Users upload a video recording of the patient performing certain tasks. The system then leverages artificial intelligence (AI) to track these movements and assess the patient’s range of movement in various joints. A report is generated almost immediately.

This technology is expected to assist occupational therapists working in remote areas. The AI platform has been trialled with 16 practitioners and at nursing homes in Australia.
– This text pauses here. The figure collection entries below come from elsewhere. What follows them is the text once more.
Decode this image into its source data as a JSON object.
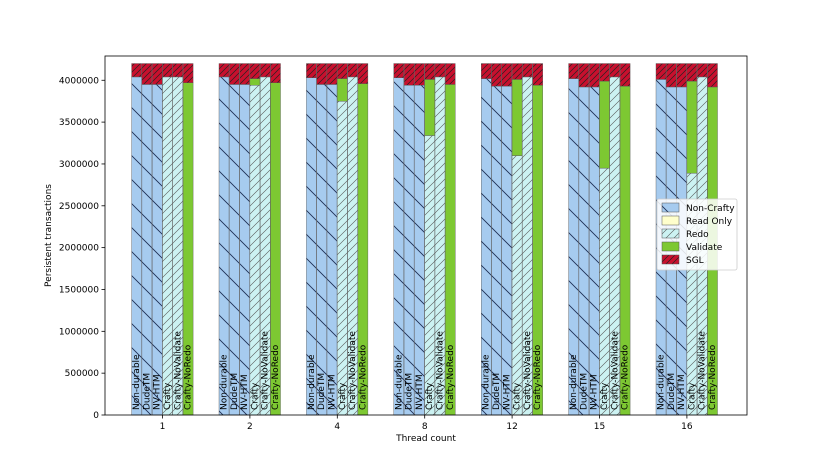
{
  "chart_data": {
    "type": "bar",
    "subtype": "stacked-grouped",
    "title": "",
    "xlabel": "Thread count",
    "ylabel": "Persistent transactions",
    "ylim": [
      0,
      4290000
    ],
    "yticks": [
      0,
      500000,
      1000000,
      1500000,
      2000000,
      2500000,
      3000000,
      3500000,
      4000000
    ],
    "ytick_labels": [
      "0",
      "500000",
      "1000000",
      "1500000",
      "2000000",
      "2500000",
      "3000000",
      "3500000",
      "4000000"
    ],
    "groups": [
      "1",
      "2",
      "4",
      "8",
      "12",
      "15",
      "16"
    ],
    "variants": [
      "Non-durable",
      "DudeTM",
      "NV-HTM",
      "Crafty",
      "Crafty-NoValidate",
      "Crafty-NoRedo"
    ],
    "legend": {
      "position": "center-right",
      "entries": [
        {
          "name": "Non-Crafty",
          "color": "#a6cbef",
          "pattern": "back-diag"
        },
        {
          "name": "Read Only",
          "color": "#ffffcc",
          "pattern": "none"
        },
        {
          "name": "Redo",
          "color": "#ccf2f2",
          "pattern": "fwd-diag"
        },
        {
          "name": "Validate",
          "color": "#7dc832",
          "pattern": "none"
        },
        {
          "name": "SGL",
          "color": "#c8102e",
          "pattern": "cross"
        }
      ]
    },
    "stacks": [
      [
        {
          "noncrafty": 4040000,
          "readonly": 0,
          "redo": 0,
          "validate": 0,
          "sgl": 160000
        },
        {
          "noncrafty": 3950000,
          "readonly": 0,
          "redo": 0,
          "validate": 0,
          "sgl": 250000
        },
        {
          "noncrafty": 3950000,
          "readonly": 0,
          "redo": 0,
          "validate": 0,
          "sgl": 250000
        },
        {
          "noncrafty": 0,
          "readonly": 0,
          "redo": 4040000,
          "validate": 0,
          "sgl": 160000
        },
        {
          "noncrafty": 0,
          "readonly": 0,
          "redo": 4040000,
          "validate": 0,
          "sgl": 160000
        },
        {
          "noncrafty": 0,
          "readonly": 0,
          "redo": 0,
          "validate": 3970000,
          "sgl": 230000
        }
      ],
      [
        {
          "noncrafty": 4040000,
          "readonly": 0,
          "redo": 0,
          "validate": 0,
          "sgl": 160000
        },
        {
          "noncrafty": 3950000,
          "readonly": 0,
          "redo": 0,
          "validate": 0,
          "sgl": 250000
        },
        {
          "noncrafty": 3950000,
          "readonly": 0,
          "redo": 0,
          "validate": 0,
          "sgl": 250000
        },
        {
          "noncrafty": 0,
          "readonly": 0,
          "redo": 3940000,
          "validate": 80000,
          "sgl": 180000
        },
        {
          "noncrafty": 0,
          "readonly": 0,
          "redo": 4040000,
          "validate": 0,
          "sgl": 160000
        },
        {
          "noncrafty": 0,
          "readonly": 0,
          "redo": 0,
          "validate": 3970000,
          "sgl": 230000
        }
      ],
      [
        {
          "noncrafty": 4030000,
          "readonly": 0,
          "redo": 0,
          "validate": 0,
          "sgl": 170000
        },
        {
          "noncrafty": 3950000,
          "readonly": 0,
          "redo": 0,
          "validate": 0,
          "sgl": 250000
        },
        {
          "noncrafty": 3950000,
          "readonly": 0,
          "redo": 0,
          "validate": 0,
          "sgl": 250000
        },
        {
          "noncrafty": 0,
          "readonly": 0,
          "redo": 3750000,
          "validate": 270000,
          "sgl": 180000
        },
        {
          "noncrafty": 0,
          "readonly": 0,
          "redo": 4040000,
          "validate": 0,
          "sgl": 160000
        },
        {
          "noncrafty": 0,
          "readonly": 0,
          "redo": 0,
          "validate": 3960000,
          "sgl": 240000
        }
      ],
      [
        {
          "noncrafty": 4030000,
          "readonly": 0,
          "redo": 0,
          "validate": 0,
          "sgl": 170000
        },
        {
          "noncrafty": 3940000,
          "readonly": 0,
          "redo": 0,
          "validate": 0,
          "sgl": 260000
        },
        {
          "noncrafty": 3940000,
          "readonly": 0,
          "redo": 0,
          "validate": 0,
          "sgl": 260000
        },
        {
          "noncrafty": 0,
          "readonly": 0,
          "redo": 3340000,
          "validate": 670000,
          "sgl": 190000
        },
        {
          "noncrafty": 0,
          "readonly": 0,
          "redo": 4040000,
          "validate": 0,
          "sgl": 160000
        },
        {
          "noncrafty": 0,
          "readonly": 0,
          "redo": 0,
          "validate": 3950000,
          "sgl": 250000
        }
      ],
      [
        {
          "noncrafty": 4020000,
          "readonly": 0,
          "redo": 0,
          "validate": 0,
          "sgl": 180000
        },
        {
          "noncrafty": 3930000,
          "readonly": 0,
          "redo": 0,
          "validate": 0,
          "sgl": 270000
        },
        {
          "noncrafty": 3930000,
          "readonly": 0,
          "redo": 0,
          "validate": 0,
          "sgl": 270000
        },
        {
          "noncrafty": 0,
          "readonly": 0,
          "redo": 3100000,
          "validate": 910000,
          "sgl": 190000
        },
        {
          "noncrafty": 0,
          "readonly": 0,
          "redo": 4040000,
          "validate": 0,
          "sgl": 160000
        },
        {
          "noncrafty": 0,
          "readonly": 0,
          "redo": 0,
          "validate": 3940000,
          "sgl": 260000
        }
      ],
      [
        {
          "noncrafty": 4020000,
          "readonly": 0,
          "redo": 0,
          "validate": 0,
          "sgl": 180000
        },
        {
          "noncrafty": 3920000,
          "readonly": 0,
          "redo": 0,
          "validate": 0,
          "sgl": 280000
        },
        {
          "noncrafty": 3920000,
          "readonly": 0,
          "redo": 0,
          "validate": 0,
          "sgl": 280000
        },
        {
          "noncrafty": 0,
          "readonly": 0,
          "redo": 2950000,
          "validate": 1040000,
          "sgl": 210000
        },
        {
          "noncrafty": 0,
          "readonly": 0,
          "redo": 4040000,
          "validate": 0,
          "sgl": 160000
        },
        {
          "noncrafty": 0,
          "readonly": 0,
          "redo": 0,
          "validate": 3930000,
          "sgl": 270000
        }
      ],
      [
        {
          "noncrafty": 4010000,
          "readonly": 0,
          "redo": 0,
          "validate": 0,
          "sgl": 190000
        },
        {
          "noncrafty": 3920000,
          "readonly": 0,
          "redo": 0,
          "validate": 0,
          "sgl": 280000
        },
        {
          "noncrafty": 3920000,
          "readonly": 0,
          "redo": 0,
          "validate": 0,
          "sgl": 280000
        },
        {
          "noncrafty": 0,
          "readonly": 0,
          "redo": 2890000,
          "validate": 1100000,
          "sgl": 210000
        },
        {
          "noncrafty": 0,
          "readonly": 0,
          "redo": 4040000,
          "validate": 0,
          "sgl": 160000
        },
        {
          "noncrafty": 0,
          "readonly": 0,
          "redo": 0,
          "validate": 3920000,
          "sgl": 280000
        }
      ]
    ]
  }
}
Lookinglass CEO Kelly Carpenter said: “The problem for occupational therapists is in the ability to remotely assess patient movement using manual technology.

“It’s difficult for people in remote locations to access telehealth solutions.”

“Our solution removes the manual effort for diagnosis and reduces error caused by ineffective communication technologies.”

Lookinglass is based at the University of South Australia’s (UniSA) Innovation & Collaboration Centre.

Last month, the company unveiled a smart mirror platform that uses machine learning and computer vision techniques to identify the symptoms and progression of degenerative health disorders.

Lookinglass intends to integrate its web app with the smart mirror to create a real-time video-based diagnostic tool to facilitate ongoing at-home interactions.

App developer and Lookinglass chief technology officer Simon Cullen noted: “It’s difficult for people in remote locations to access telehealth solutions and Parkinson’s disease makes it especially difficult for users to be able to push a button or press a touch-pad. Our mirror will remove these barriers to accessing expert healthcare.”

The company is planning to create an advanced prototype of the smart mirror by the end of this year.

In June last year, Chinese tech company Tencent and UK-based medical firm Medopad announced a similar project focused on using an AI system to remotely monitor Parkinson’s patients.